ETL vs. ELT: Understanding Data Pipelines
-
ETL (Extract, Transform, Load): This process involves extracting data from different sources, transforming it into a useful format, and loading it into a data warehouse for analysis.
- Example: Using Azure Data Factory to extract data from an on-premises SQL Server, clean and transform it, and load it into Azure Synapse Analytics for reporting.
-
ELT (Extract, Load, Transform): In this process, data is loaded into the target system first (such as a data lake) and transformed afterward. ELT is popular in cloud-based systems because the target (like Azure Synapse Analytics) can handle large-scale data transformations.
- Example: Ingesting raw data into Azure Data Lake Storage and then using Azure Synapse to transform it for analysis.
Azure Services to Know:
- Azure Data Factory: A fully managed service for orchestrating ETL/ELT processes in the cloud.
- Azure Synapse Analytics: Combines big data and data warehousing, enabling you to run complex queries on large datasets.
Azure Storage Services to Know
Azure offers a range of storage services to meet different needs:
- Azure Blob Storage: Scalable storage for unstructured data, such as text and binary data.
- Azure Files: Provides fully managed file shares that can be accessed via standard protocols like SMB.
- Azure Queue Storage: A service that stores large numbers of messages for asynchronous processing.
- Azure Table Storage: A NoSQL key-value store for semi-structured data.
Example:
If you are building a cloud app that requires storing large files and exchanging messages between components, Azure Blob Storage is perfect for the files, while Azure Queue Storage handles messaging.

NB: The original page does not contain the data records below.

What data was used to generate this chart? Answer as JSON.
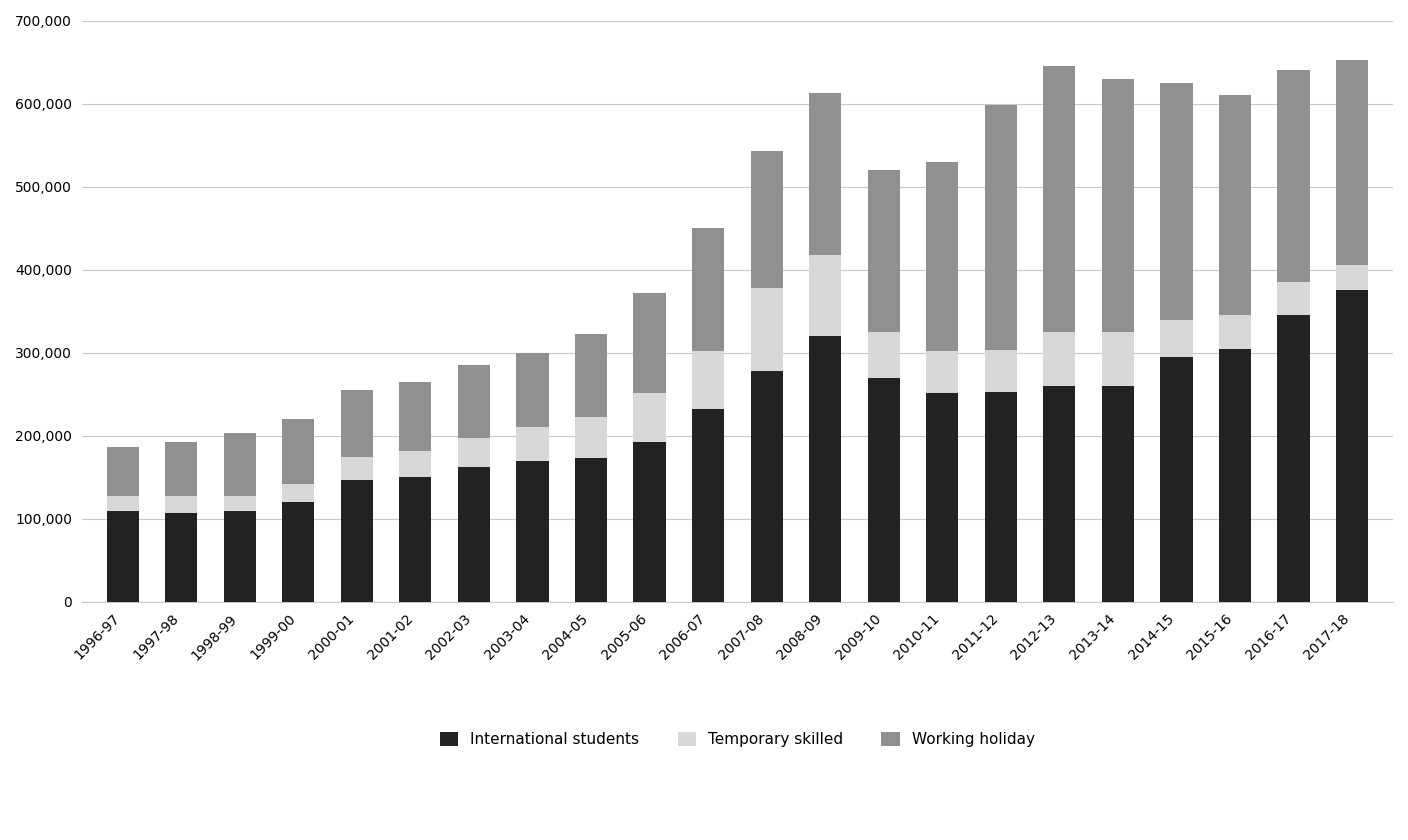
{
  "years": [
    "1996-97",
    "1997-98",
    "1998-99",
    "1999-00",
    "2000-01",
    "2001-02",
    "2002-03",
    "2003-04",
    "2004-05",
    "2005-06",
    "2006-07",
    "2007-08",
    "2008-09",
    "2009-10",
    "2010-11",
    "2011-12",
    "2012-13",
    "2013-14",
    "2014-15",
    "2015-16",
    "2016-17",
    "2017-18"
  ],
  "international_students": [
    110000,
    107000,
    110000,
    120000,
    147000,
    150000,
    162000,
    170000,
    173000,
    192000,
    232000,
    278000,
    320000,
    270000,
    252000,
    253000,
    260000,
    260000,
    295000,
    305000,
    345000,
    376000
  ],
  "temporary_skilled": [
    18000,
    20000,
    18000,
    22000,
    28000,
    32000,
    35000,
    40000,
    50000,
    60000,
    70000,
    100000,
    98000,
    55000,
    50000,
    50000,
    65000,
    65000,
    45000,
    40000,
    40000,
    30000
  ],
  "working_holiday": [
    58000,
    65000,
    75000,
    78000,
    80000,
    83000,
    88000,
    90000,
    100000,
    120000,
    148000,
    165000,
    195000,
    195000,
    228000,
    295000,
    320000,
    305000,
    285000,
    265000,
    255000,
    247000
  ],
  "colors": {
    "international_students": "#222222",
    "temporary_skilled": "#d8d8d8",
    "working_holiday": "#909090"
  },
  "legend_labels": [
    "International students",
    "Temporary skilled",
    "Working holiday"
  ],
  "ylim": [
    0,
    700000
  ],
  "yticks": [
    0,
    100000,
    200000,
    300000,
    400000,
    500000,
    600000,
    700000
  ],
  "background_color": "#ffffff",
  "grid_color": "#c8c8c8",
  "bar_width": 0.55
}
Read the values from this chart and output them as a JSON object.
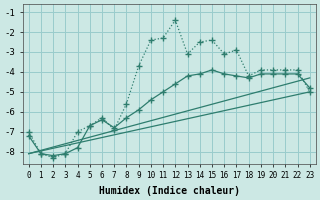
{
  "xlabel": "Humidex (Indice chaleur)",
  "background_color": "#cce8e4",
  "grid_color": "#99cccc",
  "line_color": "#2e7d6e",
  "xlim": [
    -0.5,
    23.5
  ],
  "ylim": [
    -8.6,
    -0.6
  ],
  "xticks": [
    0,
    1,
    2,
    3,
    4,
    5,
    6,
    7,
    8,
    9,
    10,
    11,
    12,
    13,
    14,
    15,
    16,
    17,
    18,
    19,
    20,
    21,
    22,
    23
  ],
  "yticks": [
    -8,
    -7,
    -6,
    -5,
    -4,
    -3,
    -2,
    -1
  ],
  "dotted_x": [
    0,
    1,
    2,
    3,
    4,
    5,
    6,
    7,
    8,
    9,
    10,
    11,
    12,
    13,
    14,
    15,
    16,
    17,
    18,
    19,
    20,
    21,
    22,
    23
  ],
  "dotted_y": [
    -7.0,
    -8.1,
    -8.3,
    -8.1,
    -7.0,
    -6.7,
    -6.3,
    -6.9,
    -5.6,
    -3.7,
    -2.4,
    -2.3,
    -1.4,
    -3.1,
    -2.5,
    -2.4,
    -3.1,
    -2.9,
    -4.2,
    -3.9,
    -3.9,
    -3.9,
    -3.9,
    -5.0
  ],
  "solid_marker_x": [
    0,
    1,
    2,
    3,
    4,
    5,
    6,
    7,
    8,
    9,
    10,
    11,
    12,
    13,
    14,
    15,
    16,
    17,
    18,
    19,
    20,
    21,
    22,
    23
  ],
  "solid_marker_y": [
    -7.2,
    -8.1,
    -8.2,
    -8.1,
    -7.8,
    -6.7,
    -6.4,
    -6.8,
    -6.3,
    -5.9,
    -5.4,
    -5.0,
    -4.6,
    -4.2,
    -4.1,
    -3.9,
    -4.1,
    -4.2,
    -4.3,
    -4.1,
    -4.1,
    -4.1,
    -4.1,
    -4.8
  ],
  "trend1_x": [
    0,
    23
  ],
  "trend1_y": [
    -8.1,
    -4.3
  ],
  "trend2_x": [
    0,
    23
  ],
  "trend2_y": [
    -8.1,
    -5.0
  ]
}
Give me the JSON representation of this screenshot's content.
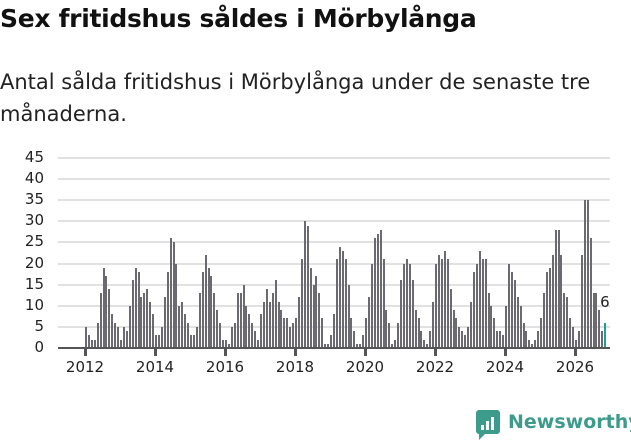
{
  "header": {
    "title": "Sex fritidshus såldes i Mörbylånga",
    "subtitle": "Antal sålda fritidshus i Mörbylånga under de senaste tre månaderna."
  },
  "branding": {
    "name": "Newsworthy",
    "color": "#3c9b8b"
  },
  "chart_data": {
    "type": "bar",
    "title": "Sex fritidshus såldes i Mörbylånga",
    "subtitle": "Antal sålda fritidshus i Mörbylånga under de senaste tre månaderna.",
    "xlabel": "",
    "ylabel": "",
    "ylim": [
      0,
      45
    ],
    "yticks": [
      0,
      5,
      10,
      15,
      20,
      25,
      30,
      35,
      40,
      45
    ],
    "xticks": [
      "2012",
      "2014",
      "2016",
      "2018",
      "2020",
      "2022",
      "2024",
      "2026"
    ],
    "grid": true,
    "colors": {
      "bar": "#6b6a70",
      "highlight": "#1aa19b"
    },
    "start": "2012-01",
    "frequency": "monthly",
    "annotation": {
      "label": "6",
      "target": "last"
    },
    "values": [
      5,
      3,
      2,
      2,
      6,
      13,
      19,
      17,
      14,
      8,
      6,
      5,
      2,
      5,
      4,
      10,
      16,
      19,
      18,
      12,
      13,
      14,
      11,
      8,
      3,
      3,
      5,
      12,
      18,
      26,
      25,
      20,
      10,
      11,
      8,
      6,
      3,
      3,
      5,
      13,
      18,
      22,
      19,
      17,
      13,
      9,
      6,
      2,
      2,
      1,
      5,
      6,
      13,
      13,
      15,
      10,
      8,
      6,
      4,
      2,
      8,
      11,
      14,
      11,
      13,
      16,
      11,
      9,
      7,
      7,
      5,
      6,
      7,
      12,
      21,
      30,
      29,
      19,
      15,
      17,
      13,
      7,
      1,
      1,
      3,
      8,
      21,
      24,
      23,
      21,
      15,
      7,
      4,
      1,
      1,
      3,
      7,
      12,
      20,
      26,
      27,
      28,
      21,
      9,
      6,
      1,
      2,
      6,
      16,
      20,
      21,
      20,
      16,
      9,
      7,
      4,
      2,
      1,
      4,
      11,
      20,
      22,
      21,
      23,
      21,
      14,
      9,
      7,
      5,
      4,
      3,
      5,
      11,
      18,
      20,
      23,
      21,
      21,
      13,
      10,
      7,
      4,
      4,
      3,
      10,
      20,
      18,
      16,
      12,
      10,
      6,
      4,
      2,
      1,
      2,
      4,
      7,
      13,
      18,
      19,
      22,
      28,
      28,
      22,
      13,
      12,
      7,
      5,
      2,
      4,
      22,
      35,
      35,
      26,
      13,
      13,
      9,
      4,
      6
    ]
  }
}
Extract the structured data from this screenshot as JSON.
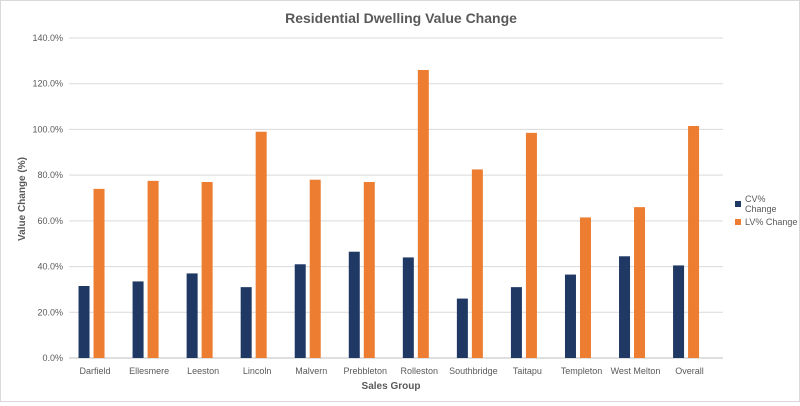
{
  "chart_data": {
    "type": "bar",
    "title": "Residential Dwelling Value Change",
    "xlabel": "Sales Group",
    "ylabel": "Value Change (%)",
    "ylim": [
      0,
      140
    ],
    "yticks": [
      "0.0%",
      "20.0%",
      "40.0%",
      "60.0%",
      "80.0%",
      "100.0%",
      "120.0%",
      "140.0%"
    ],
    "grid": true,
    "legend_position": "right",
    "categories": [
      "Darfield",
      "Ellesmere",
      "Leeston",
      "Lincoln",
      "Malvern",
      "Prebbleton",
      "Rolleston",
      "Southbridge",
      "Taitapu",
      "Templeton",
      "West Melton",
      "Overall"
    ],
    "series": [
      {
        "name": "CV% Change",
        "color": "#1f3864",
        "values": [
          31.5,
          33.5,
          37,
          31,
          41,
          46.5,
          44,
          26,
          31,
          36.5,
          44.5,
          40.5
        ]
      },
      {
        "name": "LV% Change",
        "color": "#ed7d31",
        "values": [
          74,
          77.5,
          77,
          99,
          78,
          77,
          126,
          82.5,
          98.5,
          61.5,
          66,
          101.5
        ]
      }
    ]
  }
}
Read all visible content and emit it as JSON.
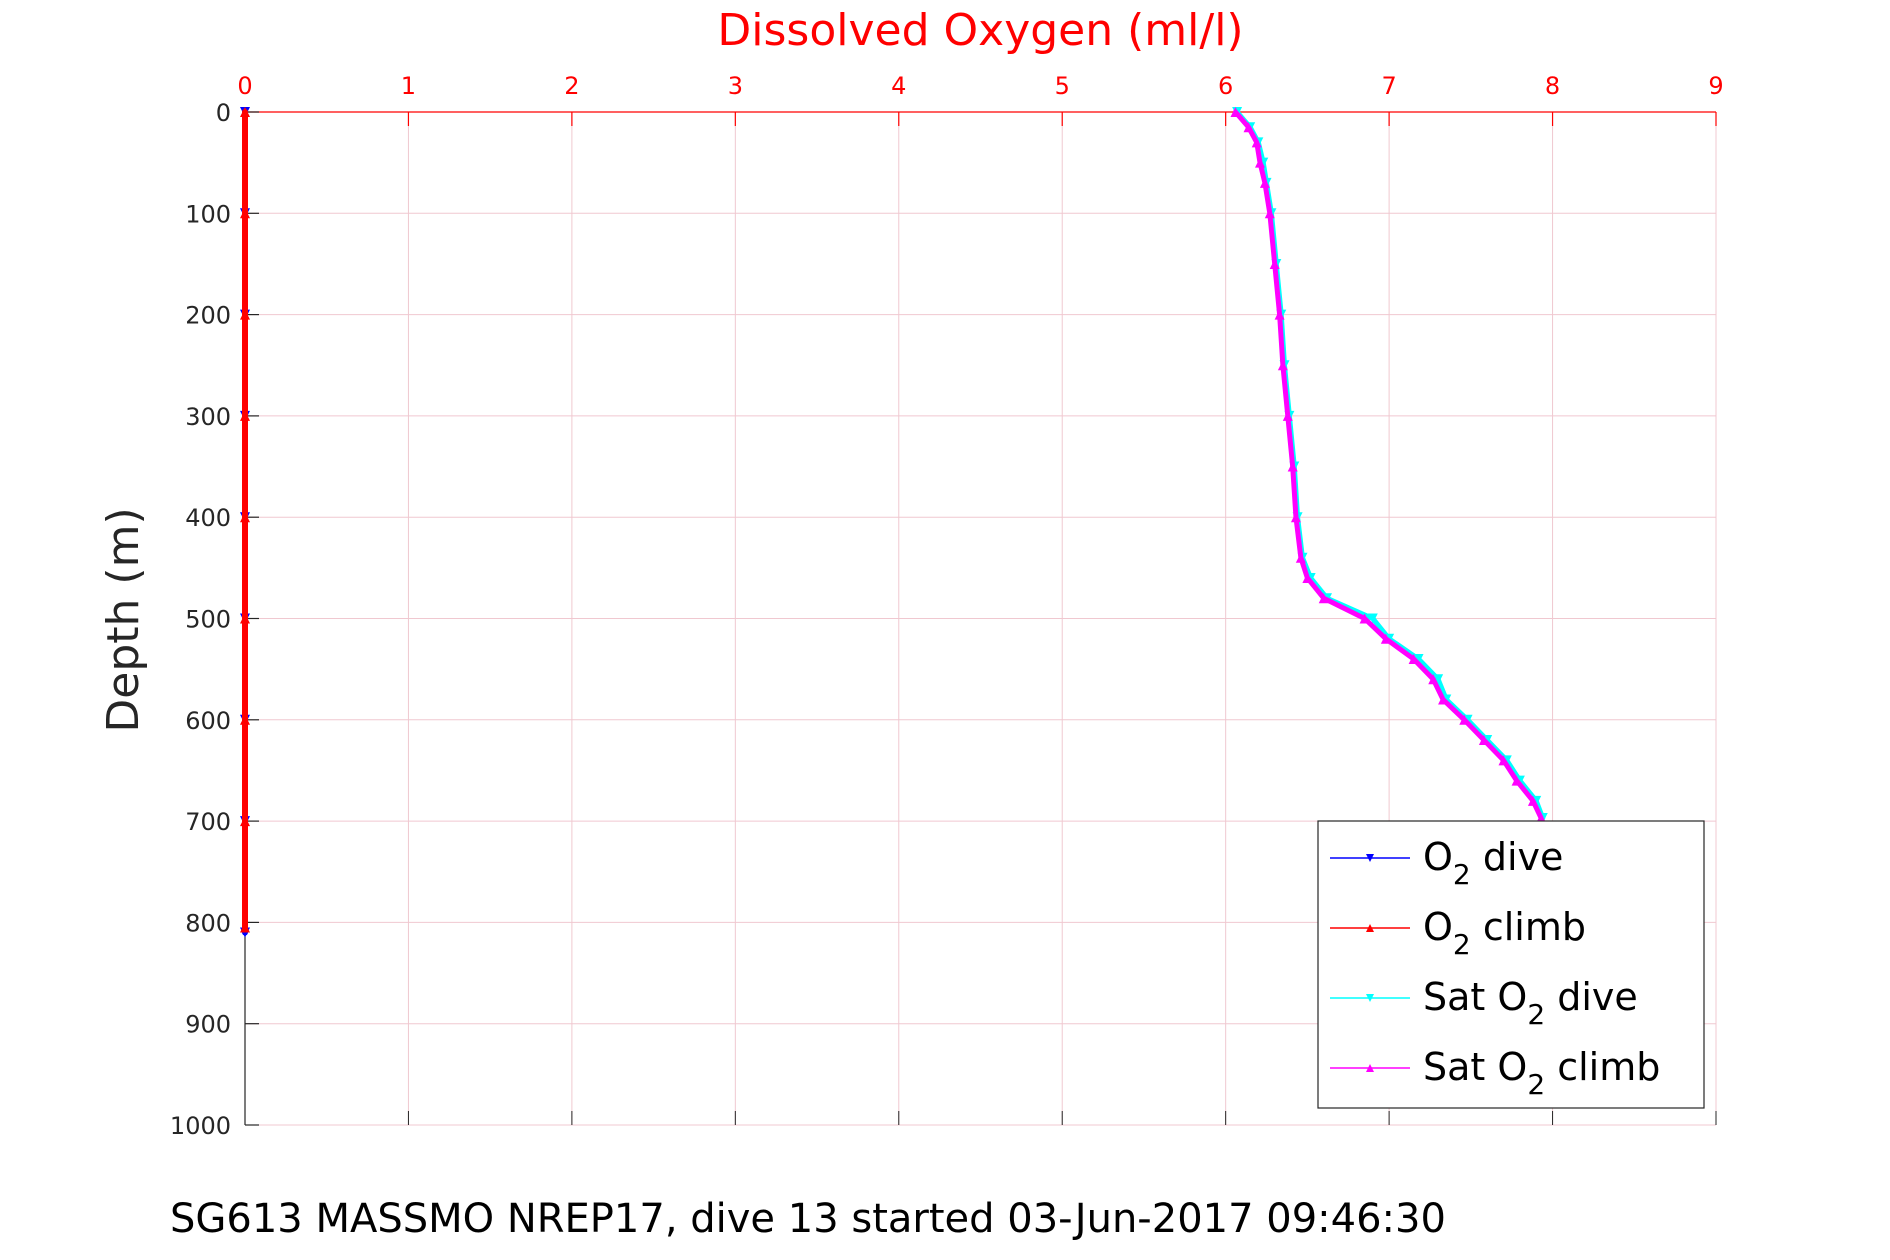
{
  "chart_data": {
    "type": "line",
    "title": "Dissolved Oxygen (ml/l)",
    "xlabel": "Dissolved Oxygen (ml/l)",
    "ylabel": "Depth (m)",
    "xlim": [
      0,
      9
    ],
    "ylim": [
      0,
      1000
    ],
    "y_reversed": true,
    "x_axis_position": "top",
    "grid": true,
    "legend_placement": "bottom-right",
    "xticks": [
      "0",
      "1",
      "2",
      "3",
      "4",
      "5",
      "6",
      "7",
      "8",
      "9"
    ],
    "yticks": [
      "0",
      "100",
      "200",
      "300",
      "400",
      "500",
      "600",
      "700",
      "800",
      "900",
      "1000"
    ],
    "caption": "SG613 MASSMO NREP17, dive 13 started 03-Jun-2017 09:46:30",
    "colors": {
      "title": "#ff0000",
      "x_axis": "#ff0000",
      "y_axis": "#262626",
      "grid": "#f0c8d0",
      "text": "#000000"
    },
    "series": [
      {
        "name": "O2 dive",
        "legend_main": "O",
        "legend_sub": "2",
        "legend_prefix": "",
        "legend_suffix": " dive",
        "color": "#0000ff",
        "marker": "down-triangle",
        "depth": [
          0,
          100,
          200,
          300,
          400,
          500,
          600,
          700,
          810
        ],
        "oxygen": [
          0,
          0,
          0,
          0,
          0,
          0,
          0,
          0,
          0
        ]
      },
      {
        "name": "O2 climb",
        "legend_main": "O",
        "legend_sub": "2",
        "legend_prefix": "",
        "legend_suffix": " climb",
        "color": "#ff0000",
        "marker": "up-triangle",
        "depth": [
          0,
          100,
          200,
          300,
          400,
          500,
          600,
          700,
          805
        ],
        "oxygen": [
          0,
          0,
          0,
          0,
          0,
          0,
          0,
          0,
          0
        ]
      },
      {
        "name": "Sat O2 dive",
        "legend_main": "O",
        "legend_sub": "2",
        "legend_prefix": "Sat ",
        "legend_suffix": " dive",
        "color": "#00ffff",
        "marker": "down-triangle",
        "depth": [
          0,
          15,
          30,
          50,
          70,
          100,
          150,
          200,
          250,
          300,
          350,
          400,
          440,
          460,
          480,
          500,
          520,
          540,
          560,
          580,
          600,
          620,
          640,
          660,
          680,
          697
        ],
        "oxygen": [
          6.07,
          6.15,
          6.2,
          6.23,
          6.25,
          6.28,
          6.31,
          6.34,
          6.36,
          6.39,
          6.42,
          6.44,
          6.47,
          6.52,
          6.62,
          6.9,
          7.0,
          7.18,
          7.3,
          7.35,
          7.48,
          7.6,
          7.72,
          7.8,
          7.9,
          7.94
        ]
      },
      {
        "name": "Sat O2 climb",
        "legend_main": "O",
        "legend_sub": "2",
        "legend_prefix": "Sat ",
        "legend_suffix": " climb",
        "color": "#ff00ff",
        "marker": "up-triangle",
        "depth": [
          0,
          15,
          30,
          50,
          70,
          100,
          150,
          200,
          250,
          300,
          350,
          400,
          440,
          460,
          480,
          500,
          520,
          540,
          560,
          580,
          600,
          620,
          640,
          660,
          680,
          697
        ],
        "oxygen": [
          6.06,
          6.14,
          6.19,
          6.21,
          6.24,
          6.27,
          6.3,
          6.33,
          6.35,
          6.38,
          6.41,
          6.43,
          6.46,
          6.5,
          6.6,
          6.85,
          6.98,
          7.15,
          7.27,
          7.33,
          7.46,
          7.58,
          7.7,
          7.78,
          7.88,
          7.93
        ]
      }
    ]
  }
}
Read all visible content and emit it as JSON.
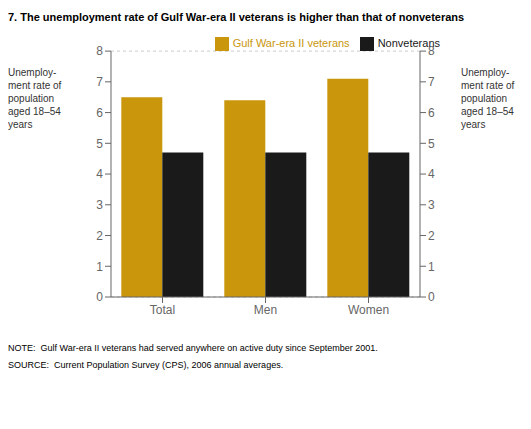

Cosmos DB: Globally Distributed NoSQL
Azure Cosmos DB is a globally distributed, multi-model database service that supports APIs for SQL, MongoDB, Cassandra, and others. It ensures low-latency data access, high availability, and seamless data replication across regions.
Example:
An e-commerce platform could use Cosmos DB to store customer profiles and order histories, ensuring fast access to data for users anywhere in the world.
Batch vs. Streaming Data Processing
In Azure, you can process data in two main ways:
-
Batch Processing: Data is collected and processed at scheduled intervals. Azure Data Factory can be used for orchestrating large-scale data movement and transformation jobs.
- Example: End-of-day financial reports.
-
Streaming Processing: Data is processed in real-time as it arrives. Services like Azure Stream Analytics and Azure Event Hubs allow you to analyze live data streams for instant insights.
- Example: Real-time fraud detection for credit card transactions.
Azure Services to Know:
- Azure Stream Analytics: Processes real-time data streams for immediate analysis.
- Azure Event Hubs: Ingests large streams of data in real time.
- Azure Event Grid: Handles event-driven architectures, making it easier to build apps that react to real-time events.
Conclusion
The DP-900 certification introduces a broad range of data concepts and Azure services, from structured data to real-time streaming.